As in The Coachman, there are East Asian cultural issues in play here that wouldn't immediately resonate to us unmoored, lassiez-faire U.S. viewers. Where the earlier film took on family obligation, Family Ties takes on family composition, specifically the tricky issue of building a family based on something other than shared DNA. If you're like me and have seen every single episode of Something So Right, you don't think that's particularly unusual, but evidently the subject of the unconventional family — or, if you want to use the worst phrase in the world, "blended family" — isn't much discussed over in Korea.
Sometimes people ask me why I watch a lot of foreign films. My first reason is that foreignness acts as chat I call a "crap filter": the worst foreign movies will barely make inroads in their own country, let alone get all the way to the United States, so there's an upward quality bias already present in the selection of foreign movies available here. (Time filters crap as well as distance: bad movies don't endure the decades. For the most stringent crap filter, you're going to want to go old and foreign. So bear that in mind the next time you meet someone who only watches films from long ago and far away. It might not be snobbery; it just might be a cranked-up crap filter. The extent to which those two differ is up for debate.) My second reason is that foreignness, that is, being the product of another culture, adds all sorts of fascinating nuance to stories that may or may not have engaged me otherwise.
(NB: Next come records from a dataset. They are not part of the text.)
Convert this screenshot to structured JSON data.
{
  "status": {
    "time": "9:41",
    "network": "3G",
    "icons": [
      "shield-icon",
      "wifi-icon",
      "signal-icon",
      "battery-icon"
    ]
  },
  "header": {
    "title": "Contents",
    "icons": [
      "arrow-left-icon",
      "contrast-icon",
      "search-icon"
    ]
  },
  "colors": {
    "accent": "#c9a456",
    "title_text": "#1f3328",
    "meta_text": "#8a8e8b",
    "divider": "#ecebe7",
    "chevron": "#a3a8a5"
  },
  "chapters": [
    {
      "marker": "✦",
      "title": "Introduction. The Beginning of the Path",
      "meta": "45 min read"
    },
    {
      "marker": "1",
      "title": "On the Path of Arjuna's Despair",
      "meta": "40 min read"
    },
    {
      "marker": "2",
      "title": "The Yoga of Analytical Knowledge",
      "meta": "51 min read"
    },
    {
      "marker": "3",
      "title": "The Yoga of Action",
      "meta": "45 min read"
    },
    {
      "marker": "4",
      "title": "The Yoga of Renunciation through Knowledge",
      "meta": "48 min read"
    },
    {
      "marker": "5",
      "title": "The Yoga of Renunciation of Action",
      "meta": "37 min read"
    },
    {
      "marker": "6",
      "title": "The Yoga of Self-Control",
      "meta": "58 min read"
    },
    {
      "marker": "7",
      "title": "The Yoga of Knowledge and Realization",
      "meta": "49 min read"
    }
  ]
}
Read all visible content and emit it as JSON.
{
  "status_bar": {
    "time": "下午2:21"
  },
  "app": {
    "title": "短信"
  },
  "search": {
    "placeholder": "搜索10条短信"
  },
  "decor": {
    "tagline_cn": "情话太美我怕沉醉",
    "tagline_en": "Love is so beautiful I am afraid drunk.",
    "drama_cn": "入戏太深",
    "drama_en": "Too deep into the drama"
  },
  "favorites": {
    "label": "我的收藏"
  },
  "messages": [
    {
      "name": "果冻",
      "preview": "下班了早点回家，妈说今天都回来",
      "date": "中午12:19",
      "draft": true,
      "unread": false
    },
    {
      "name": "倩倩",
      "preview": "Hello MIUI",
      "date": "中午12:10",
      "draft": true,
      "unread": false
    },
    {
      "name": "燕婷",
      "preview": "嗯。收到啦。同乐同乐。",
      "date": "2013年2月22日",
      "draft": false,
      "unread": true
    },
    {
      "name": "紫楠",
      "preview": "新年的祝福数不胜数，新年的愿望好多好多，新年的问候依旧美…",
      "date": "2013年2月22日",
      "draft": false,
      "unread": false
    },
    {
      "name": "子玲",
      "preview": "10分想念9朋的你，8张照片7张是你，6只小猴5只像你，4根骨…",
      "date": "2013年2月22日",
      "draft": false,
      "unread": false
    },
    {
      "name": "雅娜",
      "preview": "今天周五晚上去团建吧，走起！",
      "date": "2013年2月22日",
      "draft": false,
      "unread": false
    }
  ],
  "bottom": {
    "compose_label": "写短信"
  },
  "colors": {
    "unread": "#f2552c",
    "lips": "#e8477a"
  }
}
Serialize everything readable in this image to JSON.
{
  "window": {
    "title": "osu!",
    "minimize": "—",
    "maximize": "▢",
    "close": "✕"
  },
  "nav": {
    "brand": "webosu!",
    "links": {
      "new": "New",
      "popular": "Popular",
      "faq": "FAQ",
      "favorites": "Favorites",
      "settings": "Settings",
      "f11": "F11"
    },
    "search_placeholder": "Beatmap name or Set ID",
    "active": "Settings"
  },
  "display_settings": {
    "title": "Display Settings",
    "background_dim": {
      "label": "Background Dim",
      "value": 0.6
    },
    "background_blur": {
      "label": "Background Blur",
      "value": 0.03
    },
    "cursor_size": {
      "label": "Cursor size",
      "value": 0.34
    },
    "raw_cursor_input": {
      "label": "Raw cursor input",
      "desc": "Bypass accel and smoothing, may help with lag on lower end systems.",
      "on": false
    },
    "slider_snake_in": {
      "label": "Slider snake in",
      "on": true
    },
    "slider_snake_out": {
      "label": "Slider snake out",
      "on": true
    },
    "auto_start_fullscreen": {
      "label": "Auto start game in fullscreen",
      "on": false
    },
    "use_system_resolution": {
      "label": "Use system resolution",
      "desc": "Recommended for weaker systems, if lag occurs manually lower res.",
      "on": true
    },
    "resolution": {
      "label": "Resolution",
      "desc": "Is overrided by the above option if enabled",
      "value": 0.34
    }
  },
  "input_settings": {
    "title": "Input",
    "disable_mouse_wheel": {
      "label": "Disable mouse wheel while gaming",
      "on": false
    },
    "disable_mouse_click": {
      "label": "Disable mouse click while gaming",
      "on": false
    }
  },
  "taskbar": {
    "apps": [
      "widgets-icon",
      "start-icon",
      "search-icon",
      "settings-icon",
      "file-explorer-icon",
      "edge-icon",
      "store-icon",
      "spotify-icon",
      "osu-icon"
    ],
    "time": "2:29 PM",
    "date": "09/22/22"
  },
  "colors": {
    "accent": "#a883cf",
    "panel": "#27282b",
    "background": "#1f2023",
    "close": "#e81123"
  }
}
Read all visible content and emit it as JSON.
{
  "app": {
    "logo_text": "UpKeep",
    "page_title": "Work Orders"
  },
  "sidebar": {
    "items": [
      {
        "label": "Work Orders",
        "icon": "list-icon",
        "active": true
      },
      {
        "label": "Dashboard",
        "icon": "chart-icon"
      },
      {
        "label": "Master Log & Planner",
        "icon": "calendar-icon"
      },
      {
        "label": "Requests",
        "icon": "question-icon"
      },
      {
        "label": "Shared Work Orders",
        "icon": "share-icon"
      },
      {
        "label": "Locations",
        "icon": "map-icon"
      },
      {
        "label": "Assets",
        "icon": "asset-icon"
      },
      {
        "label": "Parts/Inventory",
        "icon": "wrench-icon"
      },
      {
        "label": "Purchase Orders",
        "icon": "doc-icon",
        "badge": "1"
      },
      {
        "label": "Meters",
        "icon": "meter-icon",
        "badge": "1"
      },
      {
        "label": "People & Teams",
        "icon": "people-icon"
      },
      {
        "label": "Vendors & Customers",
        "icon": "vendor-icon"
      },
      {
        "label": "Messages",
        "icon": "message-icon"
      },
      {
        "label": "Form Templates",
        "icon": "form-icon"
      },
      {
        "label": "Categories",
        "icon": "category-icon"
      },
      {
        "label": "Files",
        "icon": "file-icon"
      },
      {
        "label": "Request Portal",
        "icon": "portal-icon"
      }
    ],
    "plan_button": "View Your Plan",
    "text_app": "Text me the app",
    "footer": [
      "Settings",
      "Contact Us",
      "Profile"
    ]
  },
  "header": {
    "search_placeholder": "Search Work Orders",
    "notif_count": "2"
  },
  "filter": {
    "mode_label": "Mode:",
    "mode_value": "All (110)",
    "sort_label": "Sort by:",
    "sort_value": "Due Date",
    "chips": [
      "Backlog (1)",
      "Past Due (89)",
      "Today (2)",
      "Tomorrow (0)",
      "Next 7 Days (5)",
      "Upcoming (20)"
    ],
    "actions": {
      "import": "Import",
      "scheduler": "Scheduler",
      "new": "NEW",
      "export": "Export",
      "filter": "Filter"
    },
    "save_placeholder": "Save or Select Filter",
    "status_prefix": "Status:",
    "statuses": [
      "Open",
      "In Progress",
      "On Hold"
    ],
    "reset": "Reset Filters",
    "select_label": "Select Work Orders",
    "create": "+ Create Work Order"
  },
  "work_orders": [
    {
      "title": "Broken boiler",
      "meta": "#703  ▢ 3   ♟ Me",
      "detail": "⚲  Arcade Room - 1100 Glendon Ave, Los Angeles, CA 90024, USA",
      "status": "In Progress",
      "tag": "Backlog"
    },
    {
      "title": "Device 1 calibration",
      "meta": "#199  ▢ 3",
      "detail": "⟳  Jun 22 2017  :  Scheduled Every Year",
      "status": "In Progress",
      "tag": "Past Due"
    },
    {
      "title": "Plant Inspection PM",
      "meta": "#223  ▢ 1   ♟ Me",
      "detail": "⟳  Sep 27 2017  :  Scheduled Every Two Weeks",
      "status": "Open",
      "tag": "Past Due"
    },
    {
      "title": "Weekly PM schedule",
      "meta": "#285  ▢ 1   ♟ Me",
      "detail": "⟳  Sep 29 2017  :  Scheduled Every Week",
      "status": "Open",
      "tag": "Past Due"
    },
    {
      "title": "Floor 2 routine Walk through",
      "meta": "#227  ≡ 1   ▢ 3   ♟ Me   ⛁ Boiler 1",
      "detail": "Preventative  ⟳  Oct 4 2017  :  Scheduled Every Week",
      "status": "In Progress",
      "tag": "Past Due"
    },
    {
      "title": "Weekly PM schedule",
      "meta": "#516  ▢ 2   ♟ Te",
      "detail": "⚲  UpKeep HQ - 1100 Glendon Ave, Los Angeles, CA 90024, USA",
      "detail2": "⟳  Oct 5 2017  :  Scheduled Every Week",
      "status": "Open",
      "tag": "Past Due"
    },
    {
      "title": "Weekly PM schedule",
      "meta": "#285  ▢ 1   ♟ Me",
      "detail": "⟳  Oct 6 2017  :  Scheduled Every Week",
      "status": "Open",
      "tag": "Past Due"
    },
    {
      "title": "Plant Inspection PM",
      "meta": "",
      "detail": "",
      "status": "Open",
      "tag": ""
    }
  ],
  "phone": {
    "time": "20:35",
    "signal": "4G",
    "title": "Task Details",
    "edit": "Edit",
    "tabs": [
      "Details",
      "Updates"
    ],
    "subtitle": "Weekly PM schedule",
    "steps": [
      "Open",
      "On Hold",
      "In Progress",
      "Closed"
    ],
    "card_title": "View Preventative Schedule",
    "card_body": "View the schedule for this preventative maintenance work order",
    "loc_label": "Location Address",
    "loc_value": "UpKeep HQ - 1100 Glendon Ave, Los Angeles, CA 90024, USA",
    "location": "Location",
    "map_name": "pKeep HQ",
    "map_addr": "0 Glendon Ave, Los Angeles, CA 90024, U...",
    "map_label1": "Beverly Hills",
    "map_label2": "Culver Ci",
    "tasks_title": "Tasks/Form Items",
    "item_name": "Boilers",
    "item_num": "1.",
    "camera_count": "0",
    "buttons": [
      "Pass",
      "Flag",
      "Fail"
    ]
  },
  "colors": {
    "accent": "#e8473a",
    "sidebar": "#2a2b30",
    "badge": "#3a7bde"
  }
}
Family Ties is a decent example of that second reason vindicated. At its core, it's the story of how a family forms through a series of actions not directly intended to create one. Every character has their own obsessions and psychodramas, but a select number of them unite, in a roundabout fashion, in the end. Watching the way this happens is engaging enough, but the fact of the matter is that I'm just as drawn in — maybe even more so — by the unfamiliar setting, the not-particularly-familiar customs, the distinct aesthetic sensibility — it doesn't hurt that Korean films are generally wonderfully shot — and the getting-more-familiar-with-time language. Some complain about pictures from a different time and/or place, claiming that the unfamiliariarity of culture, custom, and convention alienates them to such an extent that they can't invest in the narrative. On one hand, I understand that, but on the other hand, I feel exactly the opposite: a so-so story set in Northridge might well draw me in if transplanted to, say, Morocco. Don't make me quote Terence again.